Ahh, the famous game show problem (also known as The Monty Hall Problem).
This is a probability puzzle you've heard of:
Suppose you're on a game show, and you're given the choice of three doors. Behind one door is a car, behind the others, goats. You pick a door, say #1, and the host, who knows what's behind the doors, opens another door, say #3, which has a goat. He says to you, “Do you want to pick door #2?” Is it to your advantage to switch your choice of doors?
Marilyn Vos Savant, one of the “smartest” people in the word, offers her answer:
When you switch, you win 2/3 of the time and lose 1/3, but when you don't switch, you only win 1/3 of the time and lose 2/3. You can try it yourself and see…..

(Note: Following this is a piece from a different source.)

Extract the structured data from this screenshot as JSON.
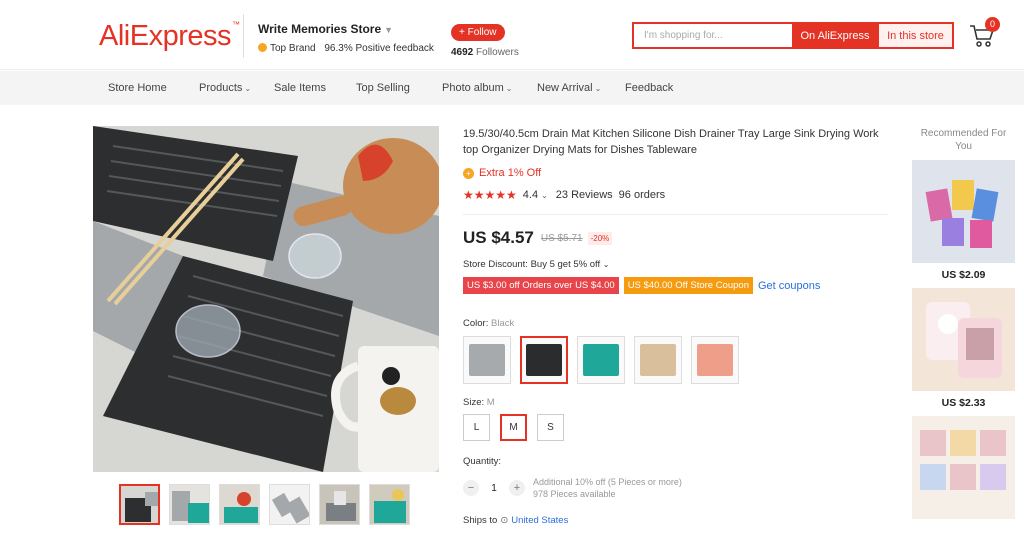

The winning odds of 1/3 on the first choice can't go up to 1/2 just because the host opens a losing door. To illustrate this, let's say we play a shell game. You look away, and I put a pea under one of three shells. Then I ask you to put your finger on a shell. The odds that your choice contains a pea are 1/3, agreed? Then I simply lift up an empty shell from the remaining other two. As I can (and will) do this regardless of what you've chosen, we've learned nothing to allow us to revise the odds on the shell under your finger.
The benefits of switching are readily proven by playing through the six games that exhaust all the possibilities. For the first three games, you choose #1 and “switch” each time, for the second three games, you choose #1 and “stay” each time, and the host always opens a loser.